A metal may be a chemical element such as iron; an alloy such as stainless steel; or a
molecular compound such as polymeric sulfur nitride.[1]
In physics, a metal is generally regarded as any substance capable of conducting
electricity at a temperature of absolute zero.[2] Many elements and compounds that are
not normally classified as metals become metallic under high pressures. For example,
the nonmetal iodine gradually becomes a metal at a pressure of between 40 and 170
thousand times atmospheric pressure. Equally, some materials regarded as metals can
become nonmetals. Sodium, for example, becomes a nonmetal at pressure of just
under two million times atmospheric pressure, though at even higher pressures it is
expected to become a metal again.
In chemistry, two elements that would otherwise qualify (in physics) as brittle metals—
arsenic and antimony—are commonly instead recognised as metalloids due to their
chemistry (predominantly non-metallic for arsenic, and balanced between metallicity
and nonmetallicity for antimony). Around 95 of the 118 elements in the periodic
table are metals (or are likely to be such). The number is inexact as the boundaries
between metals, nonmetals, and metalloids fluctuate slightly due to a lack of universally
accepted definitions of the categories involved.
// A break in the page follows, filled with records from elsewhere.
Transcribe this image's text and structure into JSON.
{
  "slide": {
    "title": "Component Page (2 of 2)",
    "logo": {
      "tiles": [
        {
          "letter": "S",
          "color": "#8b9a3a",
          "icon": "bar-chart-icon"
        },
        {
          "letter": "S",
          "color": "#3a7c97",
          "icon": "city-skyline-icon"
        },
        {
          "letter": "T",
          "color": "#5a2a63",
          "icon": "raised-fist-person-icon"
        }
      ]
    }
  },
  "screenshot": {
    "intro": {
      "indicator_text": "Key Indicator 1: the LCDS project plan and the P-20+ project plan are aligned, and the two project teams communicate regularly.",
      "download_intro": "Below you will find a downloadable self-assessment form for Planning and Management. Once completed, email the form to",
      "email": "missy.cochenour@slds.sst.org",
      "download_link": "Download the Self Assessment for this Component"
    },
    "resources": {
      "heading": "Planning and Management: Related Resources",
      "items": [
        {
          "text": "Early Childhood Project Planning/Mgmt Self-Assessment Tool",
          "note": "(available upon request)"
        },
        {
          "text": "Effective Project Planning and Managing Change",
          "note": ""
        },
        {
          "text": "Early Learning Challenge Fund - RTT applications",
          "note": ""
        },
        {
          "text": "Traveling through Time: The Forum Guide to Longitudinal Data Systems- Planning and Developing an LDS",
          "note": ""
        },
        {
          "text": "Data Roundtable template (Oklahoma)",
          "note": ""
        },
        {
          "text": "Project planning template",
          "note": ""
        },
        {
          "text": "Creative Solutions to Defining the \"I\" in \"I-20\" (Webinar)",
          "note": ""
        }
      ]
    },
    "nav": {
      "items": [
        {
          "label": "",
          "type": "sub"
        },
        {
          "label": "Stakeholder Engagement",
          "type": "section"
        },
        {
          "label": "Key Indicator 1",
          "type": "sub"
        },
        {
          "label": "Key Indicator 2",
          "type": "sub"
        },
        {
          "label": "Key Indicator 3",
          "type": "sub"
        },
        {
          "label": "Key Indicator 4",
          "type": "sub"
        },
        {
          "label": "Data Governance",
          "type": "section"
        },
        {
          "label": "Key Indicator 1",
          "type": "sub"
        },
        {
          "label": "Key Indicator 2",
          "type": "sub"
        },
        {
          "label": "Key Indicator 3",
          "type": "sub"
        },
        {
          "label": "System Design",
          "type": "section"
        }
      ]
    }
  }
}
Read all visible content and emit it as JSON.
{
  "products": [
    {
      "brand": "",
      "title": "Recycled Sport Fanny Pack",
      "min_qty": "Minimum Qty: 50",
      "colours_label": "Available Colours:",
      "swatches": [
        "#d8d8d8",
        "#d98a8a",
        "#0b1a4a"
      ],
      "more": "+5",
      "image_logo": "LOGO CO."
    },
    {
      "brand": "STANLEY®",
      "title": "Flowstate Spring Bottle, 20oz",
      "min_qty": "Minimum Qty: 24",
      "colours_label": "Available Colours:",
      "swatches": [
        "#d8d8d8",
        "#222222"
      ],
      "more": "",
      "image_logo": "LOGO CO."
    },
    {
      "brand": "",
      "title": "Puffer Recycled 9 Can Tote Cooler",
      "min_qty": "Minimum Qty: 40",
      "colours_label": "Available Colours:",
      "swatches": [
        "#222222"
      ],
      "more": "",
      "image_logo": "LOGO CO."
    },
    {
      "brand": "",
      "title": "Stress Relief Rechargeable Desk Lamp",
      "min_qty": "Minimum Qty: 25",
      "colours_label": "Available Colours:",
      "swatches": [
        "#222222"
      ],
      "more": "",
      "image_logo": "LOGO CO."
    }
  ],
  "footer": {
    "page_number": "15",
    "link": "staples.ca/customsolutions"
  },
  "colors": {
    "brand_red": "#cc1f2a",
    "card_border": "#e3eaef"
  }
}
In astrophysics the term "metal" is cast more widely to refer to all chemical elements in
a star that are heavier than helium, and not just traditional metals. In this sense the first
four "metals" collecting in stellar cores through nucleosynthesis
are carbon, nitrogen, oxygen, and neon, all of which are strictly non-metals in chemistry.
A star fuses lighter atoms, mostly hydrogen and helium, into heavier atoms over its
lifetime. Used in that sense, the metallicity of an astronomical object is the proportion of
its matter made up of the heavier chemical elements.[3][4]
Metals, as chemical elements, comprise 25% of the Earth's crust and are present in
many aspects of modern life. The strength and resilience of some metals has led to
their frequent use in, for example, high-rise building and bridge construction, as well as
most vehicles, many home appliances, tools, pipes, and railroad tracks. Precious
metals were historically used as coinage, but in the modern era, coinage metals have
extended to at least 23 of the chemical elements.[5]
The history of refined metals is thought to begin with the use of copper about 11,000
years ago. Gold, silver, iron (as meteoric iron), lead, and brass were likewise in use
before the first known appearance of bronze in the fifth millennium BCE. Subsequent
developments include the production of early forms of steel; the discovery of sodium—
the first light metal—in 1809; the rise of modern alloy steels; and, since the end of World
War II, the development of more sophisticated alloys.